The case of PST Energy 7 Shipping LLC & Another –v- OW Bunker Malta Ltd & ING Bank N.V. (the RES COGITANS) will be relevant to hundreds of pending arbitration disputes and thousands of transactions which took place in the autumn of 2014 when payments were not made as a result of the OW collapse.
PST, the owners of the RES COGITANS, entered into a contract for the supply of bunkers with OWBM, a company which is part of the OW Bunker group. As is typical in the trade, the transaction involved a number of supply contracts each with retention of title clauses in favour of suppliers down the contractual chain. Each contract provided that payment would be due a fixed number of days after delivery but that bunkers could nevertheless be consumed in the meanwhile.
Owners argued that pursuant to s49 of the Sale of Goods Act 1979 (the Act), OW and their assignees, ING Bank N.V., were prevented from claiming the price of the goods because property in the goods had not passed to the buyer and/or the price of the goods was not payable on a certain day, irrespective of delivery.
It is worth taking a step back to consider the key provisions of the Act in this context.
Firstly, under s2(1) of the Act, a’contract of sale of goods is a contract by which the seller transfers or agrees to transfer the property in goods to the buyer for a money consideration, called the price‘. So there must be an agreement to transfer property in the goods to the buyer in return for payment of the price for the contract to be a contract of sale to which the Act applies.

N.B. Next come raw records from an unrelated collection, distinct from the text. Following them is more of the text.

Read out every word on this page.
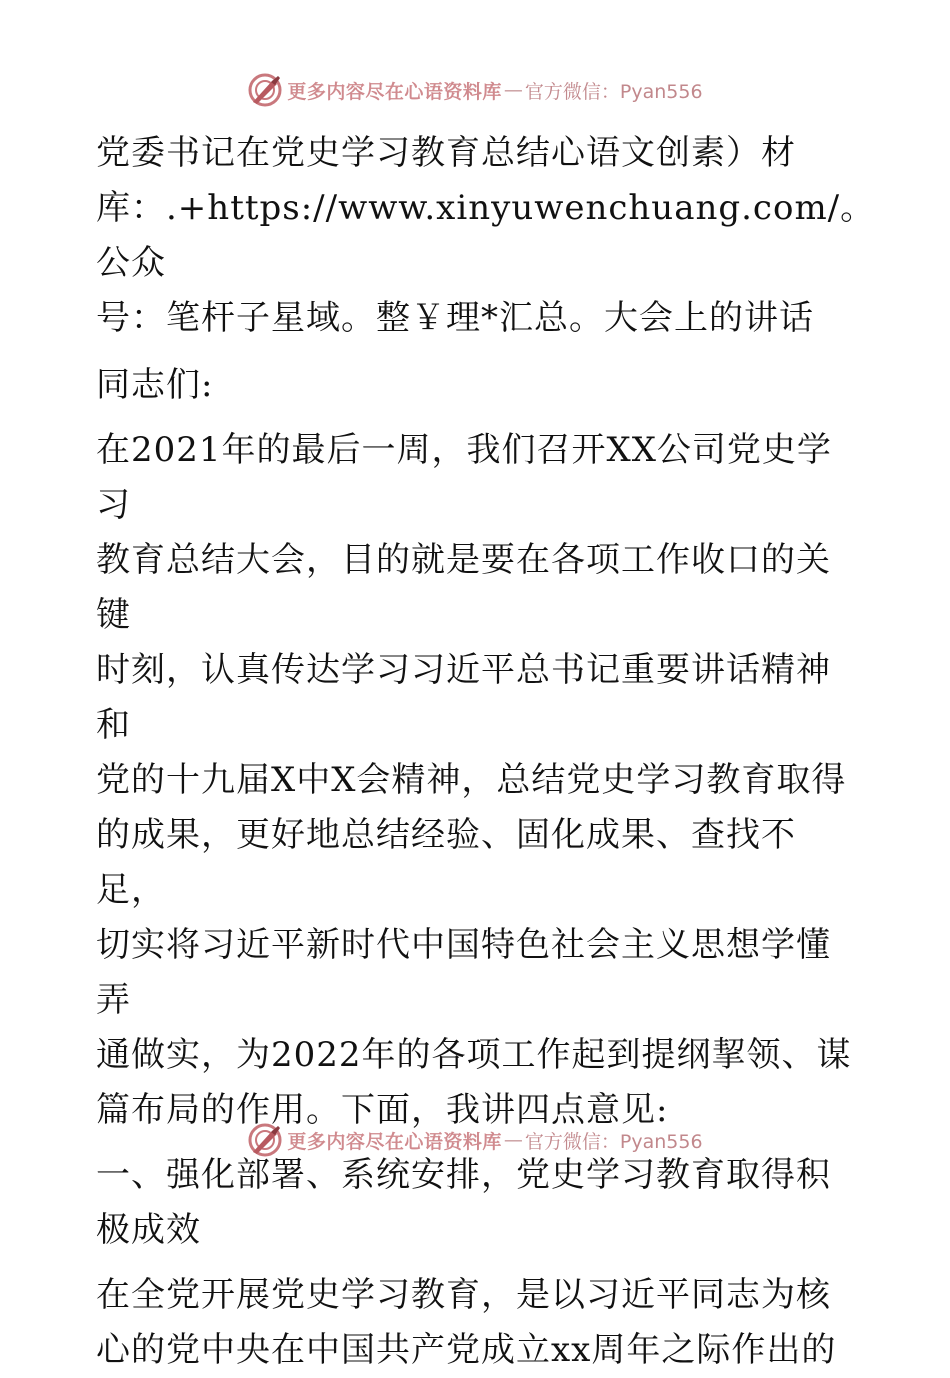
更多内容尽在心语资料库 — 官方微信：Pyan556

党委书记在党史学习教育总结心语文创素）材

库：.+https://www.xinyuwenchuang.com/。公众

号：笔杆子星域。整￥理*汇总。大会上的讲话

同志们:

在2021年的最后一周，我们召开XX公司党史学习

教育总结大会，目的就是要在各项工作收口的关键

时刻，认真传达学习习近平总书记重要讲话精神和

党的十九届X中X会精神，总结党史学习教育取得

的成果，更好地总结经验、固化成果、查找不足，

切实将习近平新时代中国特色社会主义思想学懂弄

通做实，为2022年的各项工作起到提纲挈领、谋

篇布局的作用。下面，我讲四点意见:

一、强化部署、系统安排，党史学习教育取得积

极成效

在全党开展党史学习教育，是以习近平同志为核

心的党中央在中国共产党成立xx周年之际作出的

更多内容尽在心语资料库 — 官方微信：Pyan556
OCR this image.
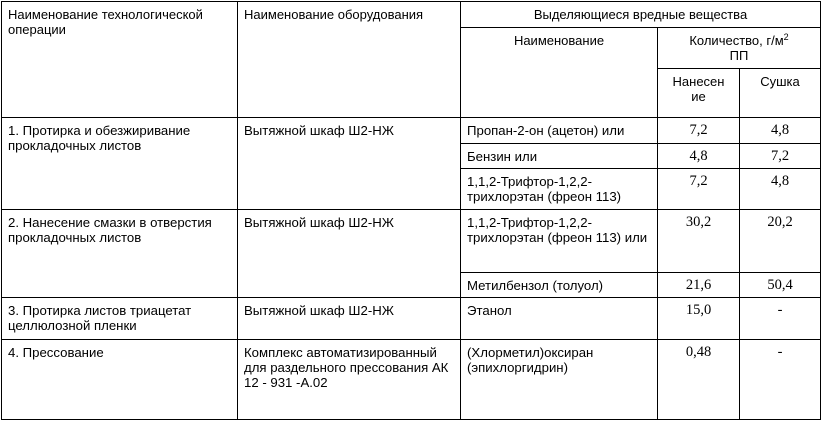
Наименование технологической операции	Наименование оборудования	Выделяющиеся вредные вещества		
		Наименование	Количество, $г/м^2$
ПП	
			Нанесен ие	Сушка
1. Протирка и обезжиривание прокладочных листов	Вытяжной шкаф Ш2-НЖ	Пропан-2-он (ацетон) или	7,2	4,8
		Бензин или	4,8	7,2
		1,1,2-Трифтор-1,2,2-трихлорэтан (фреон 113)	7,2	4,8
2. Нанесение смазки в отверстия прокладочных листов	Вытяжной шкаф Ш2-НЖ	1,1,2-Трифтор-1,2,2-трихлорэтан (фреон 113) или	30,2	20,2
		Метилбензол (толуол)	21,6	50,4
3. Протирка листов триацетат целлюлозной пленки	Вытяжной шкаф Ш2-НЖ	Этанол	15,0	-
4. Прессование	Комплекс автоматизированный для раздельного прессования АК 12 - 931 -А.02	(Хлорметил)оксиран (эпихлоргидрин)	0,48	-
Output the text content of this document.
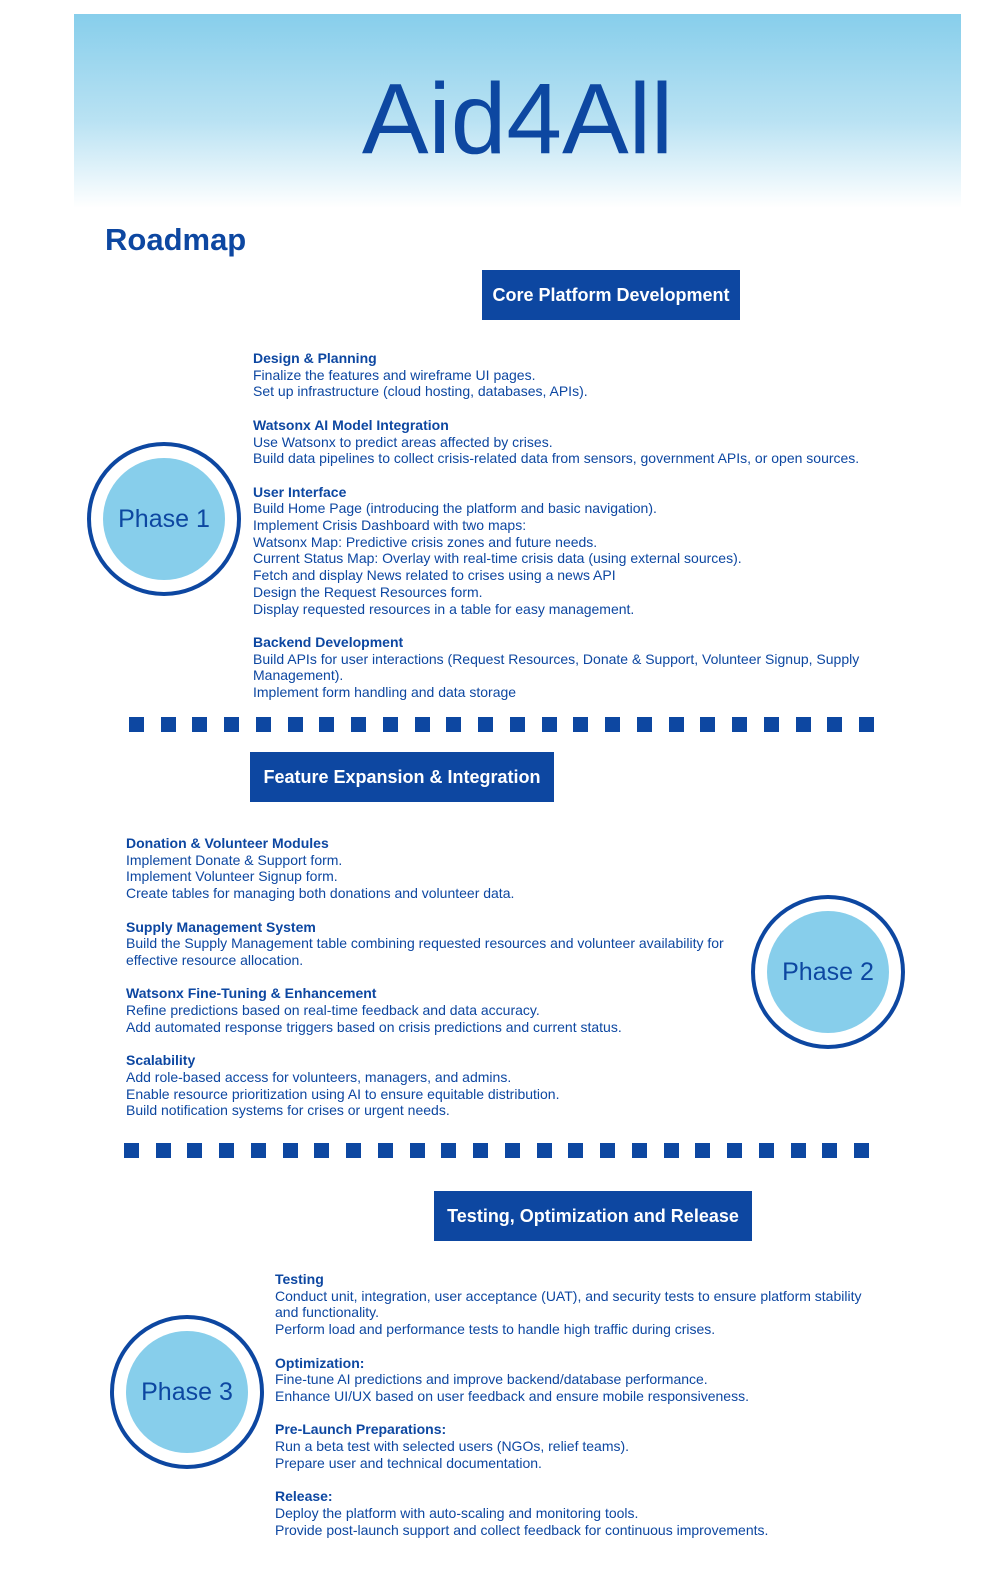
Aid4All
Roadmap
Core Platform Development
Phase 1
Design & Planning
Finalize the features and wireframe UI pages.
Set up infrastructure (cloud hosting, databases, APIs).
Watsonx AI Model Integration
Use Watsonx to predict areas affected by crises.
Build data pipelines to collect crisis-related data from sensors, government APIs, or open sources.
User Interface
Build Home Page (introducing the platform and basic navigation).
Implement Crisis Dashboard with two maps:
Watsonx Map: Predictive crisis zones and future needs.
Current Status Map: Overlay with real-time crisis data (using external sources).
Fetch and display News related to crises using a news API
Design the Request Resources form.
Display requested resources in a table for easy management.
Backend Development
Build APIs for user interactions (Request Resources, Donate & Support, Volunteer Signup, Supply Management).
Implement form handling and data storage
Feature Expansion & Integration
Phase 2
Donation & Volunteer Modules
Implement Donate & Support form.
Implement Volunteer Signup form.
Create tables for managing both donations and volunteer data.
Supply Management System
Build the Supply Management table combining requested resources and volunteer availability for effective resource allocation.
Watsonx Fine-Tuning & Enhancement
Refine predictions based on real-time feedback and data accuracy.
Add automated response triggers based on crisis predictions and current status.
Scalability
Add role-based access for volunteers, managers, and admins.
Enable resource prioritization using AI to ensure equitable distribution.
Build notification systems for crises or urgent needs.
Testing, Optimization and Release
Phase 3
Testing
Conduct unit, integration, user acceptance (UAT), and security tests to ensure platform stability and functionality.
Perform load and performance tests to handle high traffic during crises.
Optimization:
Fine-tune AI predictions and improve backend/database performance.
Enhance UI/UX based on user feedback and ensure mobile responsiveness.
Pre-Launch Preparations:
Run a beta test with selected users (NGOs, relief teams).
Prepare user and technical documentation.
Release:
Deploy the platform with auto-scaling and monitoring tools.
Provide post-launch support and collect feedback for continuous improvements.
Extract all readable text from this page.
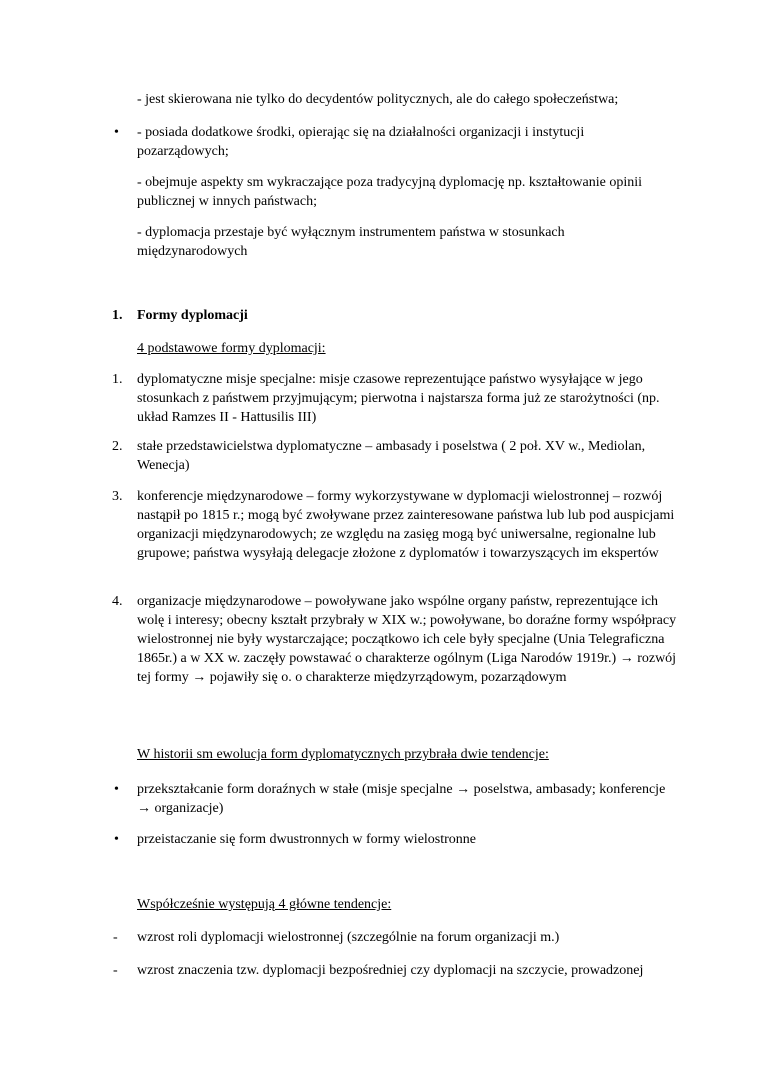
- jest skierowana nie tylko do decydentów politycznych, ale do całego społeczeństwa;
• - posiada dodatkowe środki, opierając się na działalności organizacji i instytucji pozarządowych;
- obejmuje aspekty sm wykraczające poza tradycyjną dyplomację np. kształtowanie opinii publicznej w innych państwach;
- dyplomacja przestaje być wyłącznym instrumentem państwa w stosunkach międzynarodowych
1. Formy dyplomacji
4 podstawowe formy dyplomacji:
1. dyplomatyczne misje specjalne: misje czasowe reprezentujące państwo wysyłające w jego stosunkach z państwem przyjmującym; pierwotna i najstarsza forma już ze starożytności (np. układ Ramzes II - Hattusilis III)
2. stałe przedstawicielstwa dyplomatyczne – ambasady i poselstwa ( 2 poł. XV w., Mediolan, Wenecja)
3. konferencje międzynarodowe – formy wykorzystywane w dyplomacji wielostronnej – rozwój nastąpił po 1815 r.; mogą być zwoływane przez zainteresowane państwa lub lub pod auspicjami organizacji międzynarodowych; ze względu na zasięg mogą być uniwersalne, regionalne lub grupowe; państwa wysyłają delegacje złożone z dyplomatów i towarzyszących im ekspertów
4. organizacje międzynarodowe – powoływane jako wspólne organy państw, reprezentujące ich wolę i interesy; obecny kształt przybrały w XIX w.; powoływane, bo doraźne formy współpracy wielostronnej nie były wystarczające; początkowo ich cele były specjalne (Unia Telegraficzna 1865r.) a w XX w. zaczęły powstawać o charakterze ogólnym (Liga Narodów 1919r.) → rozwój tej formy → pojawiły się o. o charakterze międzyrządowym, pozarządowym
W historii sm ewolucja form dyplomatycznych przybrała dwie tendencje:
• przekształcanie form doraźnych w stałe (misje specjalne → poselstwa, ambasady; konferencje → organizacje)
• przeistaczanie się form dwustronnych w formy wielostronne
Współcześnie występują 4 główne tendencje:
- wzrost roli dyplomacji wielostronnej (szczególnie na forum organizacji m.)
- wzrost znaczenia tzw. dyplomacji bezpośredniej czy dyplomacji na szczycie, prowadzonej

Secondly, where the seller wants to bring a legal action for the price, s49 of the Act sets out two alternatives, one of which must be satisfied. Either property in the goods has passed to the buyer and then if the buyer refuses to pay, the seller may bring an action for the price. Or, property in the goods has not passed but the price of the goods is ’payable on a day certain irrespective of delivery’. The first alternative did not apply in this case as the property in the bunkers never passed to the buyer because OW did not pay its suppliers due to its insolvency and owners did not pay OW. The second alternative was and is equally problematic for bunker supplies. Where the price was payable a fixed number of days after delivery, this is not ’a day certain irrespective of delivery‘.
The judge, Mr Justice Males, clearly recognised these difficulties and acknowledged that there were competing claims from physical suppliers in the background but which he stated were not matters which should sway him when determining the respective rights of the parties under the bunker supply contract.
The judge dismissed the owners’ appeal from a LMAA arbitration award, concurring with the arbitrators that the contract was not one to which the Act applies because the bunker supplier does not undertake to transfer title in the goods in return for payment. By reason of the retention of title clauses and partial or total consumption of the bunkers during the credit period, the judge recognised that property would not pass.
Instead under a bunker supply contract, after delivery of the bunkers, ship owners (or time charterers) were permitted to use the bunkers for the propulsion of the vessel and the actual owners of the bunkers, up the supply chain, consented to this use pending payment.
The judge found that ING had ’a straightforward claim in debt which was not subject to any requirement as to the passing of property in the bunkers to the owners at the time of payment‘.
Given the importance of this decision, permission to appeal to the Court of Appeal has been granted by Mr Justice Males. The High Court decision will therefore not be the end of the road for those holding out against paying OW/ING.